Have I Done The Everest Challenge?

I honestly hadn’t considered Everesting, I don’t do crazy climbs, but recently I’ve been considering working up to it. First, I want to work up to my first century ride. I’m in Southern California and wanted to go to the Solvang Century ride but it’s been postponed indefinitely due to COVID and them not being able to get the permits needed.

So, I’ll probably end up just doing a century on my own or with friends rather than at an event. I’ve done a Fondo with a 3,100 feet elevation gain on my fixed gear bike. So, on my road bike, I’m sure I could do a century ride and climb a lot higher than that, just haven’t got around to doing it.

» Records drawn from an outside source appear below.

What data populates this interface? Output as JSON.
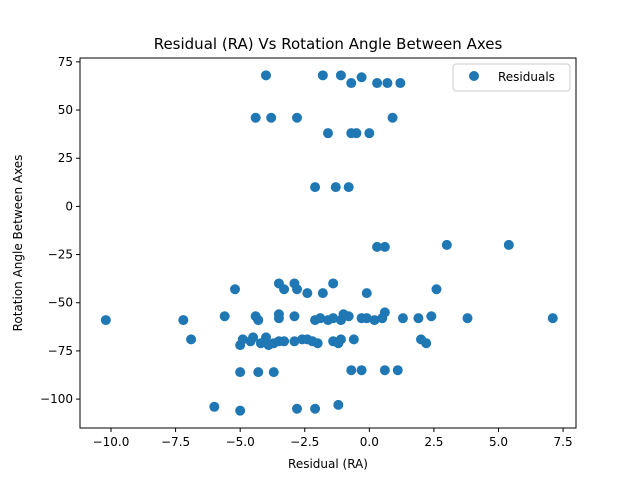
{
  "chart_data": {
    "type": "scatter",
    "title": "Residual (RA) Vs Rotation Angle Between Axes",
    "xlabel": "Residual (RA)",
    "ylabel": "Rotation Angle Between Axes",
    "xlim": [
      -11.2,
      8.0
    ],
    "ylim": [
      -115,
      77
    ],
    "xticks": [
      -10.0,
      -7.5,
      -5.0,
      -2.5,
      0.0,
      2.5,
      5.0,
      7.5
    ],
    "xtick_labels": [
      "−10.0",
      "−7.5",
      "−5.0",
      "−2.5",
      "0.0",
      "2.5",
      "5.0",
      "7.5"
    ],
    "yticks": [
      -100,
      -75,
      -50,
      -25,
      0,
      25,
      50,
      75
    ],
    "ytick_labels": [
      "−100",
      "−75",
      "−50",
      "−25",
      "0",
      "25",
      "50",
      "75"
    ],
    "grid": false,
    "legend_position": "top-right",
    "series": [
      {
        "name": "Residuals",
        "color": "#1f77b4",
        "points": [
          [
            -4.0,
            68
          ],
          [
            -1.8,
            68
          ],
          [
            -1.1,
            68
          ],
          [
            -0.3,
            67
          ],
          [
            0.3,
            64
          ],
          [
            0.7,
            64
          ],
          [
            1.2,
            64
          ],
          [
            -0.7,
            64
          ],
          [
            -4.4,
            46
          ],
          [
            -3.8,
            46
          ],
          [
            -2.8,
            46
          ],
          [
            0.9,
            46
          ],
          [
            -1.6,
            38
          ],
          [
            -0.7,
            38
          ],
          [
            -0.5,
            38
          ],
          [
            0.0,
            38
          ],
          [
            -2.1,
            10
          ],
          [
            -1.3,
            10
          ],
          [
            -0.8,
            10
          ],
          [
            0.3,
            -21
          ],
          [
            0.6,
            -21
          ],
          [
            3.0,
            -20
          ],
          [
            5.4,
            -20
          ],
          [
            -5.2,
            -43
          ],
          [
            2.6,
            -43
          ],
          [
            -3.5,
            -40
          ],
          [
            -1.4,
            -40
          ],
          [
            -2.9,
            -40
          ],
          [
            -2.8,
            -43
          ],
          [
            -3.3,
            -43
          ],
          [
            -2.4,
            -45
          ],
          [
            -1.8,
            -45
          ],
          [
            -0.1,
            -45
          ],
          [
            -10.2,
            -59
          ],
          [
            -7.2,
            -59
          ],
          [
            -5.6,
            -57
          ],
          [
            -4.4,
            -57
          ],
          [
            -4.3,
            -59
          ],
          [
            -3.5,
            -56
          ],
          [
            -3.5,
            -58
          ],
          [
            -2.9,
            -57
          ],
          [
            -2.1,
            -59
          ],
          [
            -1.9,
            -58
          ],
          [
            -1.6,
            -59
          ],
          [
            -1.4,
            -58
          ],
          [
            -1.1,
            -59
          ],
          [
            -1.0,
            -56
          ],
          [
            -0.8,
            -57
          ],
          [
            -0.3,
            -58
          ],
          [
            -0.1,
            -58
          ],
          [
            0.2,
            -59
          ],
          [
            0.5,
            -58
          ],
          [
            0.6,
            -55
          ],
          [
            1.3,
            -58
          ],
          [
            1.9,
            -58
          ],
          [
            2.4,
            -57
          ],
          [
            3.8,
            -58
          ],
          [
            7.1,
            -58
          ],
          [
            -6.9,
            -69
          ],
          [
            -5.0,
            -72
          ],
          [
            -4.9,
            -69
          ],
          [
            -4.6,
            -70
          ],
          [
            -4.5,
            -68
          ],
          [
            -4.2,
            -71
          ],
          [
            -4.0,
            -68
          ],
          [
            -3.9,
            -72
          ],
          [
            -3.7,
            -71
          ],
          [
            -3.5,
            -70
          ],
          [
            -3.3,
            -70
          ],
          [
            -2.9,
            -70
          ],
          [
            -2.6,
            -69
          ],
          [
            -2.4,
            -69
          ],
          [
            -2.2,
            -70
          ],
          [
            -2.0,
            -71
          ],
          [
            -1.4,
            -70
          ],
          [
            -1.2,
            -71
          ],
          [
            -1.1,
            -69
          ],
          [
            -0.6,
            -69
          ],
          [
            2.0,
            -69
          ],
          [
            2.2,
            -71
          ],
          [
            -5.0,
            -86
          ],
          [
            -4.3,
            -86
          ],
          [
            -3.7,
            -86
          ],
          [
            -0.7,
            -85
          ],
          [
            -0.3,
            -85
          ],
          [
            0.6,
            -85
          ],
          [
            1.1,
            -85
          ],
          [
            -6.0,
            -104
          ],
          [
            -5.0,
            -106
          ],
          [
            -2.8,
            -105
          ],
          [
            -2.1,
            -105
          ],
          [
            -1.2,
            -103
          ]
        ]
      }
    ]
  }
}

I enjoy riding my fixed gear bike so for the most part, I take that for my rides even if it’s a pretty long ride. If I Everest, it will 100% be on my road bike tho, that would be insane on a fixed gear. I’m in pretty good shape, but I definitely need to work my way up to Everesting.

Conclusion

Everesting is a great challenge to push your limits but make sure you adequately prepare for the ride. You need snacks, food, water, and other supplies in addition to proper training to be able to make the full ride. Everesting is climbing the height of Mount Everest (8,848 meters) in a single ride with no long-term breaks/sleeping. You can take breaks but it should overall be 1 continuous ride. Also, the route can’t be a loop, you have to ride the same hill up and down. That way you can’t gain momentum to ride up the hill.